In the analysis of neuroimaging data using general linear models (GLMs), it is often common to find that regressors of interest are correlated with one another. While this inflates the variance of the estimated parameters, the GLM ensures that the estimated parameters only reflect the unique variance associated with the particular regressor; any shared variance between regressors, while accounted for in the total model variance, is not reflected in the individual parameter estimates. In general, this is as it should be; when it is not possible to uniquely attribute variance to any particular regressor, then it should be left out.

Unfortunately, there is a tendency within the fMRI literature to overthrow this feature of the GLM by "orthogonalizing" variables that are correlated.
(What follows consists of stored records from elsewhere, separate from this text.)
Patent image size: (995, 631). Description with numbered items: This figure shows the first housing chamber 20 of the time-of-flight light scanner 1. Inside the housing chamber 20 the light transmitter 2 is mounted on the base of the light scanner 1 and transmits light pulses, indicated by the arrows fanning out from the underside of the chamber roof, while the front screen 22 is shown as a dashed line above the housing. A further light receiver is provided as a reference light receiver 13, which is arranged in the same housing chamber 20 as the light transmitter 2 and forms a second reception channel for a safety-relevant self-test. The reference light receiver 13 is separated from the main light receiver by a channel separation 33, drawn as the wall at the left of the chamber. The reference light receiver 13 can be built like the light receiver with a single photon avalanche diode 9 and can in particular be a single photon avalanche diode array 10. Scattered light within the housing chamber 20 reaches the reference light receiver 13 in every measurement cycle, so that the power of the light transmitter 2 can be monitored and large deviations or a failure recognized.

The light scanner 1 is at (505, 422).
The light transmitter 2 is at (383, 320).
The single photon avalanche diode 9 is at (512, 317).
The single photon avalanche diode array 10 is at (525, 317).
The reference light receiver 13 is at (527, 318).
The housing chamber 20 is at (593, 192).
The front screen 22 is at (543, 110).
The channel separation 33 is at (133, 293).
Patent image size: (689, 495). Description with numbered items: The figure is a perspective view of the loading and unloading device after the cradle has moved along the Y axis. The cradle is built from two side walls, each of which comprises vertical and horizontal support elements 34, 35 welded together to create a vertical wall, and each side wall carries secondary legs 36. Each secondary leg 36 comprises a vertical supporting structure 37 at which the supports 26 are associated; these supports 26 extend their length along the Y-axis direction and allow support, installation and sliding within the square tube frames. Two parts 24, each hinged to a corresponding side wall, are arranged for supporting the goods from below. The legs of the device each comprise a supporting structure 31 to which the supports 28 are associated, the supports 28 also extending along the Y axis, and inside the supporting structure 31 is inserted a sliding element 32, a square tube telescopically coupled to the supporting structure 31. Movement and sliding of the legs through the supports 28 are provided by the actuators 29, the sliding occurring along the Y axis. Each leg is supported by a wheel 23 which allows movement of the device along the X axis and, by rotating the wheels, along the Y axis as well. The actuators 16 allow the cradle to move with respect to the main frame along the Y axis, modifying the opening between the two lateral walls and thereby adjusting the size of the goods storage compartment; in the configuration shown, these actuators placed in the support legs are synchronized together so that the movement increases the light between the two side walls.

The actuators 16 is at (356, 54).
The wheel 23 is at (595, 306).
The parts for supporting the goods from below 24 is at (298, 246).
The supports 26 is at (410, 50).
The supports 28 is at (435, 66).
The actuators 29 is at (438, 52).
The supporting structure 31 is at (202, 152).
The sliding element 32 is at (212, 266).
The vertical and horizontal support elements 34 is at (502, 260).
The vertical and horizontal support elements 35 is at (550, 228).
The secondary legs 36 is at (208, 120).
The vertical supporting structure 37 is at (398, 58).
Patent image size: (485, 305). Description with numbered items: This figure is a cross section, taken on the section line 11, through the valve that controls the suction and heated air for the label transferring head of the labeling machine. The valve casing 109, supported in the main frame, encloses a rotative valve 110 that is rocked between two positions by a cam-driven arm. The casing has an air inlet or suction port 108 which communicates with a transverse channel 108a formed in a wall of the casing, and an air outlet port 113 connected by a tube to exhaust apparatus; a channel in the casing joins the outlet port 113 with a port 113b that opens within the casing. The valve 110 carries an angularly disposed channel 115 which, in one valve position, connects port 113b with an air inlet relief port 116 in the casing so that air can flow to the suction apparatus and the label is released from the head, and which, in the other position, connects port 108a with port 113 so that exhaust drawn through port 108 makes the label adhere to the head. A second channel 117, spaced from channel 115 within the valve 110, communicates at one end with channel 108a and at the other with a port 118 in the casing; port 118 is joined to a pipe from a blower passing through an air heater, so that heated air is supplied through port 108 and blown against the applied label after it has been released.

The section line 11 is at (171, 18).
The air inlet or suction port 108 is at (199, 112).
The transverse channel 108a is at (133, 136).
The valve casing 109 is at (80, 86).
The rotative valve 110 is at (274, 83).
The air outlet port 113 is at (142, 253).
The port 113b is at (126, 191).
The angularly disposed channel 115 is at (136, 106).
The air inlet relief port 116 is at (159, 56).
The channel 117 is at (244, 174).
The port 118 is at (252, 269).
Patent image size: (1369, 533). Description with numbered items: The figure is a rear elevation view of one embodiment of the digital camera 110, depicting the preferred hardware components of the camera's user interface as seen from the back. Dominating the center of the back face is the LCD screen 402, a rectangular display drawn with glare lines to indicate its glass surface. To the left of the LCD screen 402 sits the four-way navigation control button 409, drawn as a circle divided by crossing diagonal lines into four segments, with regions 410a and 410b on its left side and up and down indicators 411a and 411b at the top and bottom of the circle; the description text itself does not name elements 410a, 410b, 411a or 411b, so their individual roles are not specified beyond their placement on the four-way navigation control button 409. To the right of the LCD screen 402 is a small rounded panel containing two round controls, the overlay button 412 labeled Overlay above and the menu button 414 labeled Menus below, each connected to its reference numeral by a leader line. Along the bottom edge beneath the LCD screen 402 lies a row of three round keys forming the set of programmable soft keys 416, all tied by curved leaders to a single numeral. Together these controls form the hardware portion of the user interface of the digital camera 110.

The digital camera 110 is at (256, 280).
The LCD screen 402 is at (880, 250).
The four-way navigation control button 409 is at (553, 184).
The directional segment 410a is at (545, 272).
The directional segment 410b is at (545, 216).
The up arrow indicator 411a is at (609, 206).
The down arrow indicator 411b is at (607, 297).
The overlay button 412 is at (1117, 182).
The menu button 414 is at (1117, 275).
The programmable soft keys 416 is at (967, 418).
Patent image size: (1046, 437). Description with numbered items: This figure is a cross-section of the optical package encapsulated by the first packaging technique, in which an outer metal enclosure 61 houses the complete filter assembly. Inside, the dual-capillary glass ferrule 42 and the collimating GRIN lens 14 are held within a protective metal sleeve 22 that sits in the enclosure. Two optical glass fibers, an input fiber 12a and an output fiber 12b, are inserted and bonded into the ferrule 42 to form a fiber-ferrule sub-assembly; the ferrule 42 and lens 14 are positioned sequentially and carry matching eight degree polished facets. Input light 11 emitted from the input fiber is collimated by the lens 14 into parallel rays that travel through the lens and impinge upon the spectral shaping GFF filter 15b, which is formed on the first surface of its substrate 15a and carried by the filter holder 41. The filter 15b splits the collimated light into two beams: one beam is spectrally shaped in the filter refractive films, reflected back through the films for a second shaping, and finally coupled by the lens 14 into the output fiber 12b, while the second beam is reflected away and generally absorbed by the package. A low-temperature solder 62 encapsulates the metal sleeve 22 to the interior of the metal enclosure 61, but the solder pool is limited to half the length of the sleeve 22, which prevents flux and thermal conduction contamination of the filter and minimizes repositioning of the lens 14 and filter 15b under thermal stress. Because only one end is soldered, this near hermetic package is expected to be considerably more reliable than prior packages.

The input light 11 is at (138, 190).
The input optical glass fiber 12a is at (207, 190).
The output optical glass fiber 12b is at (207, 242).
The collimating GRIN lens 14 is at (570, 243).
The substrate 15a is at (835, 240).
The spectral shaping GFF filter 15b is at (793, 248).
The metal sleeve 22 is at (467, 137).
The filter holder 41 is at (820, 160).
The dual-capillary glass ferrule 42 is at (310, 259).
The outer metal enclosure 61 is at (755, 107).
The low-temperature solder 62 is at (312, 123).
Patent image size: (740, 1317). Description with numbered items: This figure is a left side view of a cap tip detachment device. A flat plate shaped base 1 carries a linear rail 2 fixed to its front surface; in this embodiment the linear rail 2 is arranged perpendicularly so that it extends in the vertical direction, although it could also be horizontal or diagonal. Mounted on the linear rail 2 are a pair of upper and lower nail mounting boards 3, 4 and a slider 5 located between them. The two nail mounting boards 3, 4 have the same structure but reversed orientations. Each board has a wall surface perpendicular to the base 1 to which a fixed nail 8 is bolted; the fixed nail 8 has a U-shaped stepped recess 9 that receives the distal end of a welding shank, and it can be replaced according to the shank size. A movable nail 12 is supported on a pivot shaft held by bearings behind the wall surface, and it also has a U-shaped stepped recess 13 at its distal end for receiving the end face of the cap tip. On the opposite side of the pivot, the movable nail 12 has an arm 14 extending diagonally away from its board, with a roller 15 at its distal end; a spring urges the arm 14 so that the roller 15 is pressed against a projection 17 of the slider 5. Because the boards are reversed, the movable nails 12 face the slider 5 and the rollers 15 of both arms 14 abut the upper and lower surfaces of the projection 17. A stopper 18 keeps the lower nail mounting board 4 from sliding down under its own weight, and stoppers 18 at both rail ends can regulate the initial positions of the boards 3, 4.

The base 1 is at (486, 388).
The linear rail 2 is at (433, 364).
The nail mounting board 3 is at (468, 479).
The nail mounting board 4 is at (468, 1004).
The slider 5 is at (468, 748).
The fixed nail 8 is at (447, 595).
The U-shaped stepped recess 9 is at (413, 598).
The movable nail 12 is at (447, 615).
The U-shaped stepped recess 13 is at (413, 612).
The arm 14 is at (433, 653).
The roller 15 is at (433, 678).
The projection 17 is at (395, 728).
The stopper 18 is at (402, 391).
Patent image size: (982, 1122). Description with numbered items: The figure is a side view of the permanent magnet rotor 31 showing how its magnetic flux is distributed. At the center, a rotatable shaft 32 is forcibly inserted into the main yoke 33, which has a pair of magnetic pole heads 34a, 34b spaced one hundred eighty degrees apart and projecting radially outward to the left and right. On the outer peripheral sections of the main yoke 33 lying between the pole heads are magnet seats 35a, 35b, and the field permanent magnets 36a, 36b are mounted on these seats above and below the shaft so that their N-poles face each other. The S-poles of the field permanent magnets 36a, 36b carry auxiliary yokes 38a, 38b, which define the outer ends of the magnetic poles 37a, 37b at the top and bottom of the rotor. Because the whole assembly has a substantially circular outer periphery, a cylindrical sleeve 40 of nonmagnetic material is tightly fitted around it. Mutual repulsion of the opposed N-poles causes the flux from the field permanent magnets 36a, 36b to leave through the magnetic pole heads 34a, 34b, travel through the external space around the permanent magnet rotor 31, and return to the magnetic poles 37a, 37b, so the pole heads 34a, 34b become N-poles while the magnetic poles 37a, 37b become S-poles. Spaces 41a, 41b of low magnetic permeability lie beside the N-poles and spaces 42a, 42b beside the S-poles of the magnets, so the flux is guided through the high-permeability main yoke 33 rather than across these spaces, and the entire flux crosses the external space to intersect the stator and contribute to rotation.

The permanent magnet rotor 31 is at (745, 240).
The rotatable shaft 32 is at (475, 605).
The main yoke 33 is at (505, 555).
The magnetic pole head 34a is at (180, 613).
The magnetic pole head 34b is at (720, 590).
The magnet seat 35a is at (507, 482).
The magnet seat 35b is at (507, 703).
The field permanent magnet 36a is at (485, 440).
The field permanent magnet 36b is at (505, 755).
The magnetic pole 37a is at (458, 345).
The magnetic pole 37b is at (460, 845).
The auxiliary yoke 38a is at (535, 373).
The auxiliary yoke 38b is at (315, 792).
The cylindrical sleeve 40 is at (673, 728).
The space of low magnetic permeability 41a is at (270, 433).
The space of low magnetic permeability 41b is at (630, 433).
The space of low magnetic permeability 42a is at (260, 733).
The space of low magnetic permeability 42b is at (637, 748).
This, in effect, assigns the shared variance to one of the correlated variables based on the experimenter's decision. While statistically valid, this raises serious conceptual concerns about the interpretation of the resulting parameter estimates.

The first point to make is that, contrary to claims often seen in fMRI papers, the presence of correlated regressors does not require the use of orthogonalization; in fact, in our opinion there are very few cases in which it is appropriate to use orthogonalization, and its use will most often result in problematic conclusions.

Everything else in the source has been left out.